Drauzio – Você disse que o tratamento da incontinência fecal pode ser cirúrgico ou clínico. Em que consiste o tratamento clínico?
Angelita H. Gama – O tratamento clínico consiste em corrigir o tipo de evacuação. Isso se consegue com dieta e medicamentos.Vamos prescrever constipantes, se a pessoa tiver diarréia, e substâncias que aumentam o bolo fecal se as fezes são endurecidas e exigem muita força para evacuar. Além disso, o indivíduo aprende que pode recorrer a certas estratégias quando vai viajar ou sair de casa por mais tempo, como usar supositórios evacuadores ou fazer pequenas lavagens intestinais para esvaziar o reto. Isso evita o inconveniente da perda de fezes, o que acontece muitas vezes sem que ele perceba, pois, além do relaxamento dos músculos, a sensibilidade anal fica comprometida. Felizmente, existem pomadas com substâncias que melhoram a sensibilidade e facilitam a contração do ânus. Outras medidas conservadoras que facilitam o tratamento não-cirúrgico da
incontinência fecal são o uso de alguns medicamentos antidepressivos e o sistema de biofeedback, indicado para pessoas que não conseguem contrair a musculatura da região anal (o que é definido pelo exame de eletromanoterapia). O biofeedeback é um auto-treinamento que ajuda o paciente a descobrir o nível de contração necessário para fechar o ânus. Em três ou quatro sessões, ele aprende como utilizar a musculatura que existe, mas não sabe usar.
Drauzio – Como se explica que as pessoas não saibam utilizar um mecanismo tão natural?
Angelita H. Gama – Vamos imaginar, por exemplo, uma pessoa que seja operada das hemorróidas, cirurgia em que o esfíncter é preservado, mas o paciente passa por um período de desconforto em que sente dor, toma laxantes e, às vezes, fica com medo de contrair o ânus.

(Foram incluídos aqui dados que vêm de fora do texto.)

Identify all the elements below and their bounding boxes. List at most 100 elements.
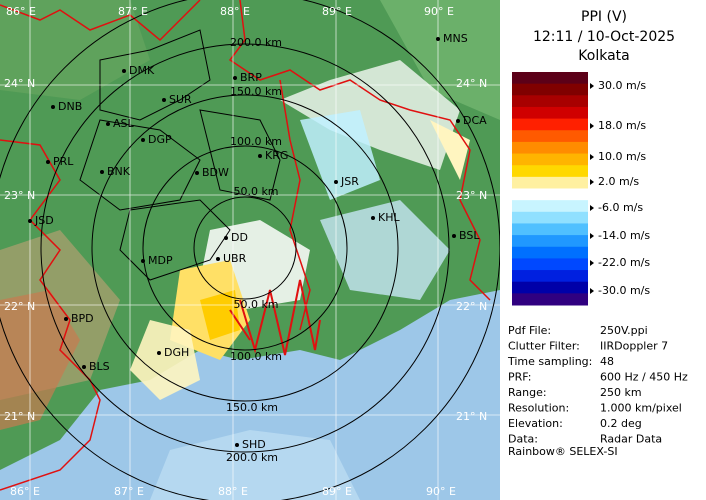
sea bbox=[0, 290, 500, 500]
city-label: BSL bbox=[459, 229, 480, 242]
info-value: IIRDoppler 7 bbox=[600, 340, 668, 353]
color-band bbox=[512, 165, 588, 178]
cities: MNS DMK BRP DNB SUR ASL DGP PRL BNK KRG BDW JSR KHL J… bbox=[28, 32, 487, 451]
longitude-label: 88° E bbox=[220, 5, 250, 18]
city-label: BDW bbox=[202, 166, 229, 179]
color-band bbox=[512, 118, 588, 131]
colorbar: 30.0 m/s 18.0 m/s 10.0 m/s 2.0 m/s -6.0 m/s -… bbox=[512, 72, 650, 306]
range-ring bbox=[193, 196, 297, 300]
color-band bbox=[512, 200, 588, 213]
info-key: Range: bbox=[508, 386, 547, 399]
city-dot bbox=[82, 365, 86, 369]
latitude-label: 23° N bbox=[4, 189, 35, 202]
terrain bbox=[380, 0, 500, 120]
info-key: Pdf File: bbox=[508, 324, 551, 337]
city-dot bbox=[141, 138, 145, 142]
color-band bbox=[512, 176, 588, 189]
city-dot bbox=[235, 443, 239, 447]
ring-label: 200.0 km bbox=[226, 451, 278, 464]
station: Kolkata bbox=[578, 48, 629, 64]
color-band bbox=[512, 281, 588, 294]
color-band bbox=[512, 95, 588, 108]
terrain bbox=[0, 290, 80, 430]
echo bbox=[320, 200, 450, 300]
city-dot bbox=[100, 170, 104, 174]
colorbar-label: 30.0 m/s bbox=[598, 79, 646, 92]
city-dot bbox=[46, 160, 50, 164]
city-dot bbox=[28, 219, 32, 223]
city-label: DGP bbox=[148, 133, 172, 146]
color-band bbox=[512, 83, 588, 96]
city-dot bbox=[456, 119, 460, 123]
info-key: PRF: bbox=[508, 371, 531, 384]
color-band bbox=[512, 106, 588, 120]
longitude-label: 86° E bbox=[6, 5, 36, 18]
city-label: BRP bbox=[240, 71, 262, 84]
footer: Rainbow® SELEX-SI bbox=[508, 445, 618, 458]
color-band bbox=[512, 188, 588, 201]
city-label: SUR bbox=[169, 93, 192, 106]
info-table: Pdf File: 250V.ppi Clutter Filter: IIRDoppl… bbox=[507, 324, 688, 446]
echo bbox=[200, 290, 240, 340]
city-dot bbox=[195, 171, 199, 175]
city-dot bbox=[224, 236, 228, 240]
city-dot bbox=[436, 37, 440, 41]
color-band bbox=[512, 130, 588, 143]
tick-arrow bbox=[590, 123, 594, 129]
latitude-label: 23° N bbox=[456, 189, 487, 202]
tick-arrow bbox=[590, 205, 594, 211]
longitude-label: 87° E bbox=[118, 5, 148, 18]
range-ring bbox=[91, 94, 399, 402]
colorbar-label: -30.0 m/s bbox=[598, 284, 650, 297]
info-key: Elevation: bbox=[508, 417, 563, 430]
ring-label: 100.0 km bbox=[230, 135, 282, 148]
color-band bbox=[512, 223, 588, 236]
city-dot bbox=[51, 105, 55, 109]
color-band bbox=[512, 153, 588, 166]
city-label: SHD bbox=[242, 438, 266, 451]
tick-arrow bbox=[590, 83, 594, 89]
info-value: 600 Hz / 450 Hz bbox=[600, 371, 688, 384]
longitude-label: 89° E bbox=[322, 485, 352, 498]
ring-label: 50.0 km bbox=[233, 298, 278, 311]
city-dot bbox=[157, 351, 161, 355]
city-label: PRL bbox=[53, 155, 74, 168]
city-label: BNK bbox=[107, 165, 131, 178]
latitude-label: 21° N bbox=[456, 410, 487, 423]
ring-label: 150.0 km bbox=[230, 85, 282, 98]
city-dot bbox=[141, 259, 145, 263]
info-value: 0.2 deg bbox=[600, 417, 642, 430]
tick-arrow bbox=[590, 260, 594, 266]
longitude-label: 90° E bbox=[424, 5, 454, 18]
city-label: DD bbox=[231, 231, 248, 244]
tick-arrow bbox=[590, 179, 594, 185]
longitude-label: 86° E bbox=[10, 485, 40, 498]
color-band bbox=[512, 258, 588, 271]
city-label: KHL bbox=[378, 211, 400, 224]
colorbar-label: 2.0 m/s bbox=[598, 175, 639, 188]
colorbar-label: -22.0 m/s bbox=[598, 256, 650, 269]
city-label: JSR bbox=[340, 175, 359, 188]
longitude-label: 87° E bbox=[114, 485, 144, 498]
colorbar-label: 10.0 m/s bbox=[598, 150, 646, 163]
colorbar-label: -14.0 m/s bbox=[598, 229, 650, 242]
range-ring bbox=[142, 145, 348, 351]
city-label: DNB bbox=[58, 100, 82, 113]
longitude-label: 89° E bbox=[322, 5, 352, 18]
tick-arrow bbox=[590, 154, 594, 160]
info-value: 1.000 km/pixel bbox=[600, 402, 682, 415]
city-label: KRG bbox=[265, 149, 288, 162]
city-label: DGH bbox=[164, 346, 189, 359]
city-label: BLS bbox=[89, 360, 110, 373]
color-band bbox=[512, 235, 588, 248]
ring-label: 150.0 km bbox=[226, 401, 278, 414]
timestamp: 12:11 / 10-Oct-2025 bbox=[533, 29, 675, 45]
district-border bbox=[79, 29, 281, 281]
info-value: 250V.ppi bbox=[600, 324, 648, 337]
color-band bbox=[512, 72, 588, 85]
longitude-label: 90° E bbox=[426, 485, 456, 498]
info-value: Radar Data bbox=[600, 433, 662, 446]
ring-label: 100.0 km bbox=[230, 350, 282, 363]
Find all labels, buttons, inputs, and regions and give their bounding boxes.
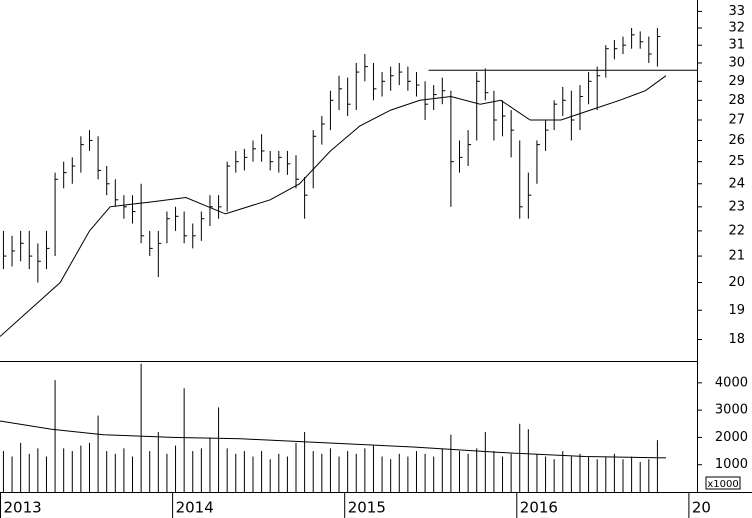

A incontinência de que se queixa não tem outra causa senão o fato de não estar usando a musculatura por temor ou ansiedade. Aliás, a ansiedade é causa de uma série de doenças, entre elas os distúrbios da defecação.
Drauzio – O que acontece com as pessoas que por ansiedade contraem excessiva e
involuntariamente a musculatura?
Angelita H. Gama – Essa contração constante, que pode ser diagnosticada pelo exame de eletromanometria, vai gerando dificuldade para evacuação e pode chegar ao que chamamos de contração paradoxal do músculo que sustenta o períneo (músculo elevador do ânus).
Drauzio – Qual a conduta quando o defeito é mais grave, por exemplo, quando houve mesmo a ruptura dos músculos responsáveis pela continência do ânus?
Angelita H. Gama – Na imagem 3, o pontilhado indica o músculo que está por baixo da pele, o esfíncter do ânus, e que houve uma ruptura, uma falha que pode ser vista melhor na imagem 4. É claro que, quando existe esse afastamento, o ânus fica frouxo e sem a possibilidade de segurar as fezes. Corrigir esse problema é um procedimento razoavelmente simples. Sob
anestesia, o cirurgião faz uma incisão na pele, identifica a extensibilidade do músculo que não fecha mais o ânus, aproxima as duas pontas, costura uma na outra (imagem 5) e a pessoa passa a evacuar bem de novo. No entanto, esse procedimento só pode ser feito quando o afastamento não é muito grande. Nas pessoas mais idosas, às vezes, a denervação é mais extensa como revelam os exames de eletromanometria e miografia. Nesses casos, somos obrigados a utilizar a transposição de outros músculos. Existe uma operação antiga que fizemos muito no Hospital das Clínicas e que consiste na transposição de um músculo da coxa para o ânus, que passa a funcionar com esse novo músculo. Drauzio – Como é feita essa cirurgia? Angelita Gama – Descolamos o músculo da coxa que se insere no joelho e que não faz falta para a movimentação da perna. É um músculo longo, com um pedículo vascular próximo à espinha ilíaca, na bacia. Em seguida, dissecamos todo o músculo, fazemos um túnel entre a coxa e o ânus, passamos por ele o músculo com o qual circundamos o reto.
Drauzio –Como costuma ser o resultado dessa cirurgia?
Angelita H. Gama – Não é perfeito, mas é melhor do que nada. É um procedimento de exceção. Hoje dispomos de outros artifícios que a população precisa conhecer para o tratamento de casos graves de incontinência fecal.